Dant's new works deploy geometric arrangements of vignetted india-ink drawings that from afar resemble molecular diagrams. The compositions, mostly measuring 4 by 8 feet, sometimes include as many as 50 small black-and-white images that draw from a range of stylistic sources, including old-fashioned comic books, Flemish landscapes and medieval illuminated manuscripts. Encapsulated within circles (which evoke magnifying lenses) and connected by linear stems, the individual drawings present chaotic scenes that collectively suggest abstruse narratives that can be read in multiple directions across the works' surfaces.
Often, Dant focuses on moments when routine is disrupted by freak accidents, environmental disasters or acts of violence. The settings include public, living and working spaces, frequently filled with swarms of people shoving, colliding, biting, slipping or being wounded by errant debris. Voyeuristic views of activities in apartment and office buildings imply domestic abuse, adulterous affairs, satanic rituals, suicide and criminal action. These are interspersed with absurd acts such as someone parachuting alongside a building or a monkey (a sort of demonic version of Curious George) hurling computer terminals. Dant's vision of a base, unreflective society is best conveyed in Where We Go When We Die (2001).

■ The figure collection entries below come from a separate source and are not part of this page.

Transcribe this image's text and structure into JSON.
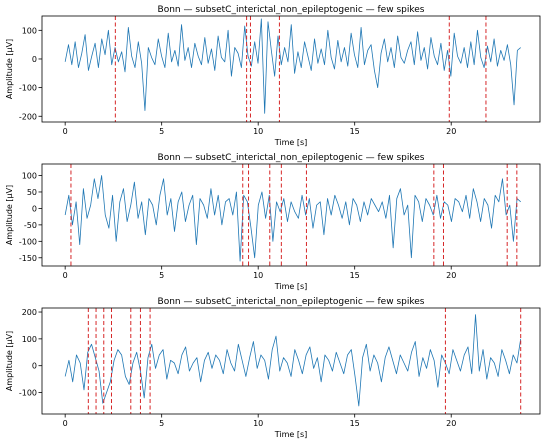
{
  "chart_data": [
    {
      "type": "line",
      "title": "Bonn — subsetC_interictal_non_epileptogenic — few spikes",
      "xlabel": "Time [s]",
      "ylabel": "Amplitude [μV]",
      "xlim": [
        -1.2,
        24.6
      ],
      "ylim": [
        -220,
        150
      ],
      "xticks": [
        0,
        5,
        10,
        15,
        20
      ],
      "yticks": [
        -200,
        -100,
        0,
        100
      ],
      "duration": 23.6,
      "color": "#1f77b4",
      "spike_color": "#d62728",
      "series": [
        {
          "values": [
            -10,
            50,
            -20,
            60,
            -30,
            20,
            85,
            -40,
            10,
            55,
            -30,
            70,
            15,
            100,
            -20,
            40,
            -10,
            25,
            -45,
            110,
            10,
            -30,
            60,
            -15,
            -180,
            40,
            5,
            -20,
            70,
            10,
            -30,
            90,
            -10,
            30,
            -25,
            120,
            -5,
            40,
            -30,
            55,
            10,
            -20,
            75,
            -15,
            35,
            -40,
            80,
            5,
            -10,
            100,
            -60,
            40,
            20,
            -30,
            115,
            10,
            -25,
            60,
            -15,
            140,
            -190,
            130,
            30,
            -60,
            80,
            -20,
            40,
            -10,
            120,
            -50,
            25,
            -30,
            60,
            10,
            -40,
            70,
            -15,
            35,
            -20,
            100,
            5,
            -35,
            65,
            -10,
            40,
            -25,
            90,
            15,
            -30,
            110,
            -20,
            30,
            50,
            -40,
            -100,
            20,
            70,
            -10,
            40,
            -30,
            80,
            5,
            -15,
            30,
            60,
            -20,
            95,
            -5,
            40,
            -35,
            75,
            10,
            -20,
            55,
            -40,
            30,
            -60,
            90,
            10,
            -15,
            40,
            -30,
            60,
            -20,
            100,
            5,
            -30,
            45,
            -10,
            70,
            -25,
            30,
            -5,
            50,
            -20,
            -160,
            30,
            40
          ]
        }
      ],
      "spikes": [
        2.6,
        9.4,
        9.6,
        11.1,
        19.9,
        21.8
      ]
    },
    {
      "type": "line",
      "title": "Bonn — subsetC_interictal_non_epileptogenic — few spikes",
      "xlabel": "Time [s]",
      "ylabel": "Amplitude [μV]",
      "xlim": [
        -1.2,
        24.6
      ],
      "ylim": [
        -175,
        135
      ],
      "xticks": [
        0,
        5,
        10,
        15,
        20
      ],
      "yticks": [
        -150,
        -100,
        -50,
        0,
        50,
        100
      ],
      "duration": 23.6,
      "color": "#1f77b4",
      "spike_color": "#d62728",
      "series": [
        {
          "values": [
            -20,
            40,
            -50,
            20,
            -110,
            60,
            -30,
            10,
            90,
            30,
            100,
            -20,
            -60,
            40,
            -100,
            20,
            60,
            -40,
            10,
            80,
            -30,
            20,
            -80,
            30,
            10,
            -50,
            40,
            90,
            -20,
            30,
            -70,
            20,
            50,
            -40,
            10,
            40,
            -110,
            30,
            10,
            -30,
            60,
            -20,
            40,
            -50,
            20,
            30,
            -20,
            50,
            -160,
            40,
            20,
            -60,
            -150,
            10,
            50,
            -30,
            40,
            -100,
            20,
            -10,
            30,
            -40,
            20,
            -10,
            -30,
            40,
            -20,
            30,
            -60,
            10,
            20,
            -80,
            30,
            -20,
            40,
            10,
            -30,
            20,
            -50,
            30,
            10,
            -40,
            20,
            -20,
            30,
            10,
            -10,
            20,
            -30,
            40,
            -120,
            30,
            60,
            -20,
            10,
            -150,
            40,
            20,
            -40,
            30,
            10,
            -20,
            40,
            -30,
            20,
            10,
            -40,
            30,
            20,
            -10,
            40,
            -30,
            60,
            20,
            -40,
            30,
            10,
            -60,
            40,
            20,
            90,
            -20,
            10,
            -100,
            30,
            20
          ]
        }
      ],
      "spikes": [
        0.3,
        9.2,
        9.5,
        10.6,
        11.2,
        12.5,
        19.1,
        19.6,
        22.9,
        23.4
      ]
    },
    {
      "type": "line",
      "title": "Bonn — subsetC_interictal_non_epileptogenic — few spikes",
      "xlabel": "Time [s]",
      "ylabel": "Amplitude [μV]",
      "xlim": [
        -1.2,
        24.6
      ],
      "ylim": [
        -180,
        215
      ],
      "xticks": [
        0,
        5,
        10,
        15,
        20
      ],
      "yticks": [
        -100,
        0,
        100,
        200
      ],
      "duration": 23.6,
      "color": "#1f77b4",
      "spike_color": "#d62728",
      "series": [
        {
          "values": [
            -40,
            20,
            -60,
            40,
            10,
            -90,
            50,
            80,
            30,
            -20,
            -140,
            -100,
            -60,
            20,
            60,
            40,
            -40,
            -70,
            10,
            50,
            -20,
            -120,
            30,
            80,
            -10,
            40,
            60,
            -50,
            20,
            10,
            -30,
            40,
            70,
            -20,
            10,
            30,
            -60,
            20,
            50,
            -10,
            40,
            20,
            -30,
            60,
            10,
            -20,
            80,
            20,
            -40,
            30,
            90,
            -10,
            40,
            20,
            -50,
            60,
            110,
            -20,
            30,
            10,
            -40,
            60,
            20,
            -30,
            40,
            70,
            -10,
            30,
            -60,
            40,
            20,
            -20,
            50,
            10,
            -30,
            40,
            60,
            -40,
            -150,
            30,
            80,
            -20,
            40,
            10,
            -60,
            30,
            70,
            20,
            -30,
            40,
            10,
            -20,
            50,
            90,
            -40,
            30,
            -10,
            60,
            20,
            -80,
            40,
            10,
            -30,
            60,
            20,
            -20,
            40,
            70,
            -30,
            190,
            -20,
            60,
            -50,
            30,
            10,
            -40,
            60,
            20,
            -30,
            40,
            10,
            100
          ]
        }
      ],
      "spikes": [
        1.2,
        1.6,
        2.0,
        2.4,
        3.4,
        3.9,
        4.4,
        19.7,
        23.6
      ]
    }
  ]
}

The drawing's horizontal rows of large concentric images offer versions of paradise that include a hillside orgy punctuated by people reclining on crosses, the site of a plane crash where partially clad survivors are happily conversing on their retrieved suitcases against a background of smoking debris, a train station with people lolling around in head-to-toe bunny outfits and a mirrored room filled with naked narcissists gazing at themselves in hand mirrors.
Dant's densely drawn images are always tinged with moral and political implications. Ultimately, the stark contrast between the emotional content of the vignettes and their systematic placement portrays a world caught between restraint and release, with no hope of any redemptive awareness.